451. Catherine Antrim’s Kid

The Mountain Goats ask us to return to Billy the Kid and his magical, special shoes in “Catherine Antrim’s Kid.”

Track: “Catherine Antrim’s Kid”
Album: All Survivors Pack (2011)

I think it’s a legitimate question to ask why there are two songs that reference Billy the Kid’s “special shoes” in the Mountain Goats catalog, but you probably already have an idea of your own. He’s a tragic figure, in a way, but also what a weird detail to focus on. An old friend of mine was obsessed with the original “Billy the Kid’s Dream of the Magic Shoes,” a song from 1993 that is exclusively about Billy the Kid and his magic shoes. I am wary of making a statement like this, but I think that song is nonsense. I don’t mean that in a negative way, but I don’t necessarily think there’s something to unlock here. I think “Catherine Antrim’s Kid,” titled after Billy the Kid’s mother, is largely a reference to that song and a mild attempt to double down on something that never really referenced anything in the first place. Billy the Kid, near as I can tell, did not believe he had magic shoes. But who are we to say?

Picture yourself as John Darnielle, nearly twenty years later in 2011. I love that the “follow up” references Paul Westerberg. I don’t have to tell you that Billy the Kid wouldn’t know who that is and that’s the point, but this isn’t just a funny detail. It’s the clearest way to explain the difference between the two versions of Darnielle as a songwriter. “Catherine Antrim’s Kid” is a little bit beautiful, when you can forget it’s about the myth of a murderous outlaw, and it’s got a charm the original just doesn’t have. For all the folks who long for the old days, this one asks you to put that aside.

108. High Hawk Season

 

“High Hawk Season” examines the cast of the cult classic The Warriors as Mountain Goats characters.

Track: “High Hawk Season”
Album: All Eternals Deck (2011)

All Eternals Deck is about a fictional set of tarot cards and each song represents a card. The conceit is easy to identify in songs like “Birth of Serpents” and “Damn These Vampires,” but it’s murky in more direct songs like “Sourdoire Valley Song” and “Liza Forever Minnelli.”

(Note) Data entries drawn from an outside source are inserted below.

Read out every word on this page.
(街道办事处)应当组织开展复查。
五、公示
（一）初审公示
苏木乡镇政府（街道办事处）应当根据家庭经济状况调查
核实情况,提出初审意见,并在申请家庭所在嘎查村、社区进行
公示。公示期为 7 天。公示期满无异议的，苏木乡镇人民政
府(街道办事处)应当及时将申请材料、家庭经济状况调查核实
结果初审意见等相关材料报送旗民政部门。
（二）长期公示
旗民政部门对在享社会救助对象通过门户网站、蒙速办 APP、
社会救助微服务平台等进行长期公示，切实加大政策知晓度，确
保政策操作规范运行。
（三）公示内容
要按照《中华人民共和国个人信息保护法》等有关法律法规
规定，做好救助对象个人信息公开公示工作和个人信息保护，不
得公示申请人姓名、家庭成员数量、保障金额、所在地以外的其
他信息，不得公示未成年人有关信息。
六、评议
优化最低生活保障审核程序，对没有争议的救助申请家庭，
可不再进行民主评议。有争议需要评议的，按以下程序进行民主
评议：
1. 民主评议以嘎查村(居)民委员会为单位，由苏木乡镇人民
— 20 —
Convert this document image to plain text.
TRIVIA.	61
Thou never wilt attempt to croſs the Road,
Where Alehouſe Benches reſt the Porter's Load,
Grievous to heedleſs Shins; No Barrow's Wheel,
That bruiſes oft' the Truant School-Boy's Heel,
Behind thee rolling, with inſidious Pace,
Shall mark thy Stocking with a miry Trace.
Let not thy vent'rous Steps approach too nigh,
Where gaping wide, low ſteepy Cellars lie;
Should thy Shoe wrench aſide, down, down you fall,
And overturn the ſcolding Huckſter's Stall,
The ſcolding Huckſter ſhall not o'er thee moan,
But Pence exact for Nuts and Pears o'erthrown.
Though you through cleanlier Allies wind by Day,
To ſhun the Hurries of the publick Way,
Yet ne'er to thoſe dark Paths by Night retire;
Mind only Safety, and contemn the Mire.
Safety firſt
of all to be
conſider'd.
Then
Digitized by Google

John Darnielle says that “High Hawk Season” is about the plot of the cult-classic film The Warriors. In the film, nine Warriors must escape dozens (and potentially hundreds) of other gangs after someone shoots another gang leader in Van Cortlandt Park and pins it on the Warriors. It’s campy as hell, but it holds up as exciting and filled with machismo. The characterization is thin and your mileage may vary for the narrative, but the drama of the chase in the film is infectious.

The song’s parallels with the movie are obvious. The Warriors in “High Hawk Season” are “young supernovas” and they travel all night towards their own version of happiness. In the film it’s Coney Island, but really it’s a sense of home. The characters are lost through the rest of their journey in New York, often literally as much as metaphorically. There are small moments where you remember that these are kids, despite all the fight scenes and big talk, when they have trouble reading the map and get scared.

Darnielle uses that fear to make the characters his own. “Rise if you’re sleeping, stay awake” became a tagline for the All Eternals Deck tour, and the motto is easy to apply to Darnielle’s world. They see these Warriors who run through the night as their people, isolated and in need of consideration. The harmony and vocals may be unique for the Mountain Goats, but the sense that “the heat’s about to break” sure isn’t.